Is happiness better than profit?

Since 2010, the key economic metric of the Kingdom of Bhutan has been Gross National Happiness (GNH) rather than GDP. The UN – and various national governments, including the UK – measure the happiness of citizens. Could an ad agency use happiness as its key performance measure, rather than profit? Ian Henderson looks over the balance sheet.

The ancient philosopher Epicurus held that seeking pleasure was the path to human happiness. This did not mean the Epicureans were all for self-indulgence, although their teachings were misappropriated by later bons viveurs; they counseled living a simple, contemplative life and warned of the unhappiness caused by giving in to immoderate desires.
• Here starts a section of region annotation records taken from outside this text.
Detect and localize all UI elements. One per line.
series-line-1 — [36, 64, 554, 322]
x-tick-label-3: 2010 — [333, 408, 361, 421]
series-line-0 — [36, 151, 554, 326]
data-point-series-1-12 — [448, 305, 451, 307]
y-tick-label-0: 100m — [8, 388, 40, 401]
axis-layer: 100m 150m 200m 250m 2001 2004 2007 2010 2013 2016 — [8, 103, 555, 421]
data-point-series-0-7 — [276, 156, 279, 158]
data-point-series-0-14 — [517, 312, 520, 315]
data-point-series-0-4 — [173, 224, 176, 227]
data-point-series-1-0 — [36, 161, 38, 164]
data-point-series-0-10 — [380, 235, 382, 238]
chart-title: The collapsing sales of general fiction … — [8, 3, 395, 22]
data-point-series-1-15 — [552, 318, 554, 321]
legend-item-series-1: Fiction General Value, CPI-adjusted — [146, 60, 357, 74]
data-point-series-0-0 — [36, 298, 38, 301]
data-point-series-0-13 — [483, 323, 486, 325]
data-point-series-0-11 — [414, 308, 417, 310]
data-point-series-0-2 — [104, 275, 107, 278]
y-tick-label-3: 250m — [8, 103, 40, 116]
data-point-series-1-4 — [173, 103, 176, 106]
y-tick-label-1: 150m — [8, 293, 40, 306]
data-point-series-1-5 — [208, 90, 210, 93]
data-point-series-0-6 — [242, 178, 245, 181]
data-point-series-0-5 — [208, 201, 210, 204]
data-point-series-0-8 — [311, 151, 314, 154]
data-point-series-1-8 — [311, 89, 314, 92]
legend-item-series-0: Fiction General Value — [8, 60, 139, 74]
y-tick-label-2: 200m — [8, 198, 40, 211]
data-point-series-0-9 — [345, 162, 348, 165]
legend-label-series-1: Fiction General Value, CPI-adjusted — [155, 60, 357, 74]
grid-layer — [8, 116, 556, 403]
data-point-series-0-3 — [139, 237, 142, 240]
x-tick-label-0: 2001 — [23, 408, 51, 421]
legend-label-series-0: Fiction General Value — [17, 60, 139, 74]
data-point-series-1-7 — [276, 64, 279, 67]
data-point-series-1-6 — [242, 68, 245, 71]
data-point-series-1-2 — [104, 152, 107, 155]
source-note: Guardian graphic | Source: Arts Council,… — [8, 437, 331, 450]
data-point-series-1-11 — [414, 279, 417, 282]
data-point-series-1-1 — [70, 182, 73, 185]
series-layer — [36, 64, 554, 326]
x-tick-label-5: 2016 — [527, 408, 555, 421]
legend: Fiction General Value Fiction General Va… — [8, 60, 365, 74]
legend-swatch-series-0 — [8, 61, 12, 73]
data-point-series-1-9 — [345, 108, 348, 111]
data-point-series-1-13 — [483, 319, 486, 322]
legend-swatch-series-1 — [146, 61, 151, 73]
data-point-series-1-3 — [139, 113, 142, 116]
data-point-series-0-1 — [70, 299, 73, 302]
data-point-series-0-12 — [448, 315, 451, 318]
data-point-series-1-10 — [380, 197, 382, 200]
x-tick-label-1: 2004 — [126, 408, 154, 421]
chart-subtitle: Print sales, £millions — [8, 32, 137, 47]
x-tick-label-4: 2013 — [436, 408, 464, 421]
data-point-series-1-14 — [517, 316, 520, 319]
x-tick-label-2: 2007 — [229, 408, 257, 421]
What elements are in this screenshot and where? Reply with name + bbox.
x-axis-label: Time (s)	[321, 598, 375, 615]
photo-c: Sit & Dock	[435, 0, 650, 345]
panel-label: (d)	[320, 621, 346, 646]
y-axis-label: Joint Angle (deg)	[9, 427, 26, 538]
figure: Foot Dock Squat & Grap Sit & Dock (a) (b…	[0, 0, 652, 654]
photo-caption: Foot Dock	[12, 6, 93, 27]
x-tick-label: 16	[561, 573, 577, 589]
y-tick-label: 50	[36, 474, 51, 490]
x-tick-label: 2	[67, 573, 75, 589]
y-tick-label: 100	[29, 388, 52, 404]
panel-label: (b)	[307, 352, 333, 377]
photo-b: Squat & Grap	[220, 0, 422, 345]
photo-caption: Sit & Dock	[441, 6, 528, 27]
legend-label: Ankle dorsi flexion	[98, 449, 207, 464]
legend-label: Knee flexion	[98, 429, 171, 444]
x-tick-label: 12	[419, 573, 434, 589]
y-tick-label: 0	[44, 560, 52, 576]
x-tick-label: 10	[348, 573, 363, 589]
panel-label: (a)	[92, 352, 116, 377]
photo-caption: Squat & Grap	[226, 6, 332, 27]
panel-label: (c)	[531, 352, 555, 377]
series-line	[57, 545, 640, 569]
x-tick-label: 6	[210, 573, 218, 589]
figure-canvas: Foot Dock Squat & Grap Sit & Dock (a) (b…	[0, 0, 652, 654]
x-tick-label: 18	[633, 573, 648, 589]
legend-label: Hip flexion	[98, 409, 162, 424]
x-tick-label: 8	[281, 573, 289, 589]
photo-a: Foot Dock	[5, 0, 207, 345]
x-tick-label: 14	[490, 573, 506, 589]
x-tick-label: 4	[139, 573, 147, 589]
The ‘pursuit of happiness’ is enshrined as an essential human right in the 1789 US constitution. Eighteenth century English thinker Jeremy Bentham argued that the ‘greatest happiness of the greatest number’ should be the primary objective of government. And in 2010 King Jigme Khesar Namgyel Wangchuck of the small Tibetan kingdom of Bhutan decreed that his government should manage the country’s economy by GNH, not GDP; the Gross National Happiness index.

So it seems a very small (and belated) step to think that any private company, even one with a turnover that makes tiny Bhutan seem a global giant, could perhaps be managed for the happiness of its staff rather than more conventional measures like revenue, margin or compound annual growth rate. It’s a plan which of course needs a name, like Bhutan’s GNH; how about Happiness Ratio, unless that might be confusing for the HR department? Let’s call it Company Happiness Ratio, CHR.

But how would CHR work, exactly? Is it about satisfied customers, doing some good for society, offering competitive loan rates? Or, given that it’s the staff whose happiness is being sought, is it about their job satisfaction? Whether they receive sufficient recognition for what they do? Their pay and conditions? Promotions?

Workers cannot live on happiness alone, so you’d have to pay them something like the going rate. Then once in a job, pay rises (and promotions) are usually expected to make people happy. But a promotion or a raise one year followed by none the next would, human nature being what it is, be more damaging to happiness than if it wasn’t offered in the first place. You might have to go all the way and take the Buddhist view that true happiness is about reducing earthly desires, not satisfying them. So would a CHR-governed company not give pay rises or promotions? Tricky. Even more so is that the relationship between an employee and their line manager, usually cited as the biggest factor in how people feel about their job, should probably be central to the happiness metric. So should it be a manager’s main job to ensure the happiness of their reports?

Whether subjective happiness can be objectively measured could be another fairly major obstacle to the introduction of CHR. It’s even a problem in Bhutan, a previously closed society where TV and the internet were unavailable; spiritual questions like ‘have you experienced calmness in the past month?’ may be replaced by more functional assessments of how the government’s doing, like ‘are you content with your broadband connection?’ The emotional pursuit of happiness could be replaced by the transactional provision of happiness.

Does all that mean happiness, as a way of running a company or a bank, is bound to be a miserable failure? Not entirely. People who are happy in their work are usually good at what they do, and clients like working with happy companies. So improving the agency’s CHR should have a positive effect on productivity and profitability – and as any manager knows, once you start measuring something it tends to get better. So while CHR probably can’t be the primary metric, it certainly deserves far more attention than it usually gets. We’re going to be keeping a close eye on our CHR at AML. We’ll let you know if we’re happy with the results.